Nearing the top, John entered the sunlight and started sweating. The difference in air temperature was so emphatic it took him by surprise. He finished off the remainder of the pitch, a matter of two or three more minutes. The patches of verglas had already melted or fallen away.
For the final thirty-five feet his boots scraped over wet rock. Had Bullseye paused any longer, the column would have foiled them.

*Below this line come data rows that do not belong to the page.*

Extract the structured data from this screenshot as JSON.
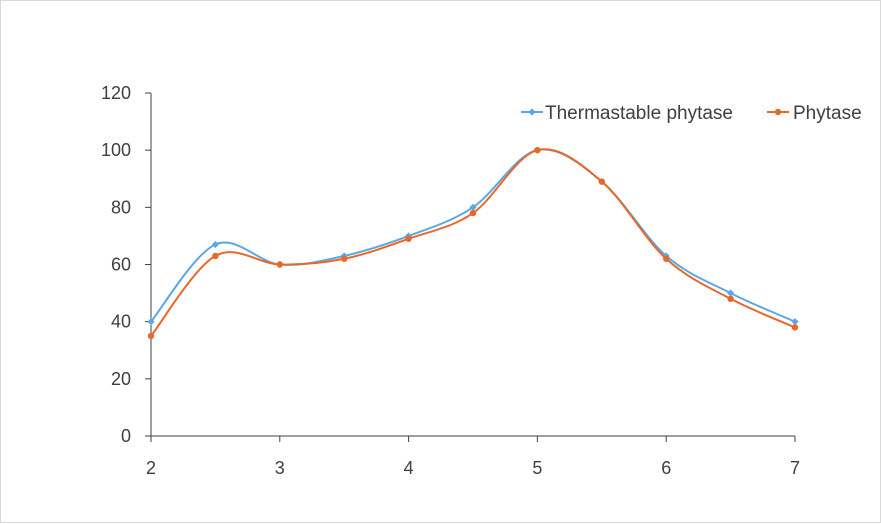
{
  "chart_data": {
    "type": "line",
    "title": "",
    "xlabel": "",
    "ylabel": "",
    "xlim": [
      2,
      7
    ],
    "ylim": [
      0,
      120
    ],
    "x_ticks": [
      2,
      3,
      4,
      5,
      6,
      7
    ],
    "y_ticks": [
      0,
      20,
      40,
      60,
      80,
      100,
      120
    ],
    "grid": false,
    "legend_position": "top-right",
    "smooth": true,
    "x": [
      2,
      2.5,
      3,
      3.5,
      4,
      4.5,
      5,
      5.5,
      6,
      6.5,
      7
    ],
    "series": [
      {
        "name": "Thermastable phytase",
        "color": "#5ba9e0",
        "marker": "diamond",
        "values": [
          40,
          67,
          60,
          63,
          70,
          80,
          100,
          89,
          63,
          50,
          40
        ]
      },
      {
        "name": "Phytase",
        "color": "#e8682c",
        "marker": "circle",
        "values": [
          35,
          63,
          60,
          62,
          69,
          78,
          100,
          89,
          62,
          48,
          38
        ]
      }
    ]
  }
}
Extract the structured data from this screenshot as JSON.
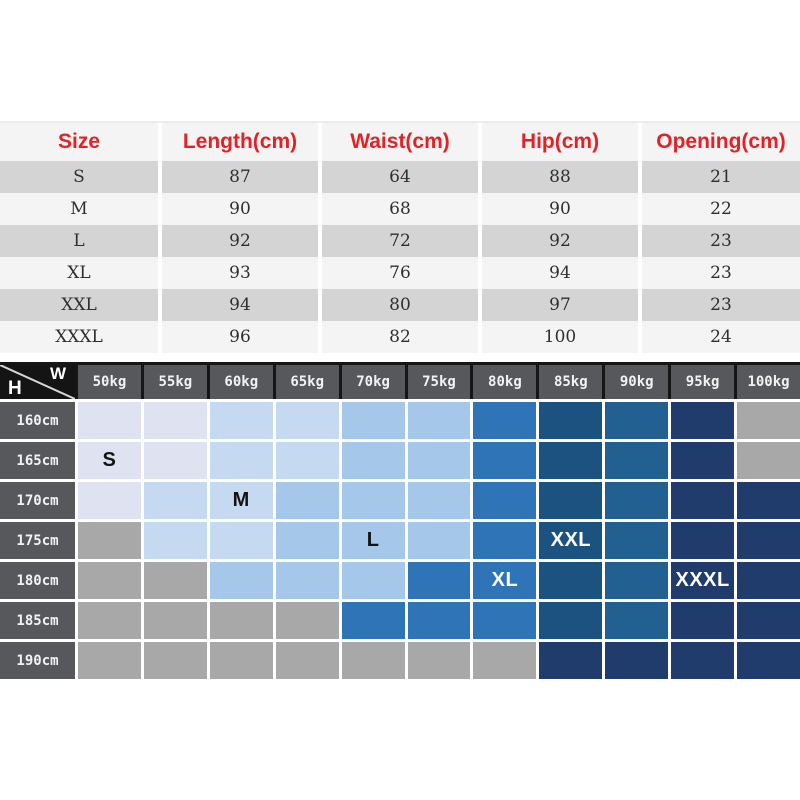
{
  "accent_colors": {
    "table_header_text": "#e32227",
    "table_row_gray": "#d4d4d5",
    "table_row_light": "#f4f4f5",
    "matrix_header_bg": "#57585b",
    "matrix_corner_bg": "#141414"
  },
  "matrix": {
    "corner_top": "W",
    "corner_bottom": "H"
  },
  "chart_data": [
    {
      "type": "table",
      "columns": [
        "Size",
        "Length(cm)",
        "Waist(cm)",
        "Hip(cm)",
        "Opening(cm)"
      ],
      "rows": [
        [
          "S",
          87,
          64,
          88,
          21
        ],
        [
          "M",
          90,
          68,
          90,
          22
        ],
        [
          "L",
          92,
          72,
          92,
          23
        ],
        [
          "XL",
          93,
          76,
          94,
          23
        ],
        [
          "XXL",
          94,
          80,
          97,
          23
        ],
        [
          "XXXL",
          96,
          82,
          100,
          24
        ]
      ]
    },
    {
      "type": "heatmap",
      "xlabel": "W (weight)",
      "ylabel": "H (height)",
      "x": [
        "50kg",
        "55kg",
        "60kg",
        "65kg",
        "70kg",
        "75kg",
        "80kg",
        "85kg",
        "90kg",
        "95kg",
        "100kg"
      ],
      "y": [
        "160cm",
        "165cm",
        "170cm",
        "175cm",
        "180cm",
        "185cm",
        "190cm"
      ],
      "tier_colors": {
        "p": "#dfe2f0",
        "l": "#c5daf0",
        "m": "#a4c7ea",
        "b": "#2e74b6",
        "d": "#1c5280",
        "e": "#216090",
        "n": "#1f3c6d",
        "g": "#a8a8a8"
      },
      "cell_tiers": [
        [
          "p",
          "p",
          "l",
          "l",
          "m",
          "m",
          "b",
          "d",
          "e",
          "n",
          "g"
        ],
        [
          "p",
          "p",
          "l",
          "l",
          "m",
          "m",
          "b",
          "d",
          "e",
          "n",
          "g"
        ],
        [
          "p",
          "l",
          "l",
          "m",
          "m",
          "m",
          "b",
          "d",
          "e",
          "n",
          "n"
        ],
        [
          "g",
          "l",
          "l",
          "m",
          "m",
          "m",
          "b",
          "d",
          "e",
          "n",
          "n"
        ],
        [
          "g",
          "g",
          "m",
          "m",
          "m",
          "b",
          "b",
          "d",
          "e",
          "n",
          "n"
        ],
        [
          "g",
          "g",
          "g",
          "g",
          "b",
          "b",
          "b",
          "d",
          "e",
          "n",
          "n"
        ],
        [
          "g",
          "g",
          "g",
          "g",
          "g",
          "g",
          "g",
          "n",
          "n",
          "n",
          "n"
        ]
      ],
      "annotations": [
        {
          "text": "S",
          "row": 1,
          "col": 0,
          "color": "#141414"
        },
        {
          "text": "M",
          "row": 2,
          "col": 2,
          "color": "#141414"
        },
        {
          "text": "L",
          "row": 3,
          "col": 4,
          "color": "#141414"
        },
        {
          "text": "XXL",
          "row": 3,
          "col": 7,
          "color": "#ffffff"
        },
        {
          "text": "XL",
          "row": 4,
          "col": 6,
          "color": "#ffffff"
        },
        {
          "text": "XXXL",
          "row": 4,
          "col": 9,
          "color": "#ffffff"
        }
      ]
    }
  ]
}
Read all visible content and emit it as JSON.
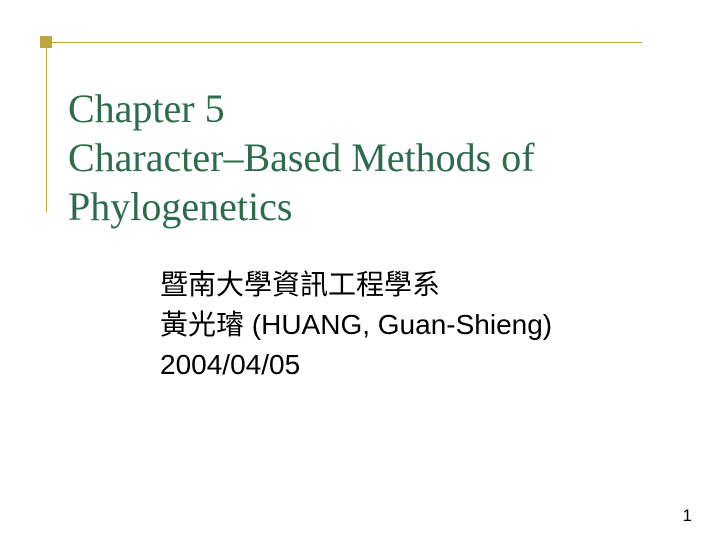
{
  "slide": {
    "title": {
      "line1": "Chapter 5",
      "line2": "Character–Based Methods of",
      "line3": "Phylogenetics",
      "color": "#2c6b4b",
      "fontsize": 40
    },
    "subtitle": {
      "line1": "暨南大學資訊工程學系",
      "line2": "黃光璿 (HUANG, Guan-Shieng)",
      "line3": "2004/04/05",
      "color": "#000000",
      "fontsize": 28
    },
    "border": {
      "color": "#bfa53f",
      "corner_square_size": 12
    },
    "page_number": "1",
    "background_color": "#ffffff"
  }
}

The gateway would have remained locked, at least until another cold night had frozen the melt and given Bullseye a second chance on new verglas. As he jugged the rope, John investigated Bullseye's route, trying to extrapolate from this wet trickle of water and that button of stone where the climb had unfolded. But already the climb had vanished. The ice had changed. Metamorphosis had hijacked them. The past and present were nothing more than liquids on the hard rock of the world. You go. You do. No poetry to that, thought John. He shook the sweat from his long black hair.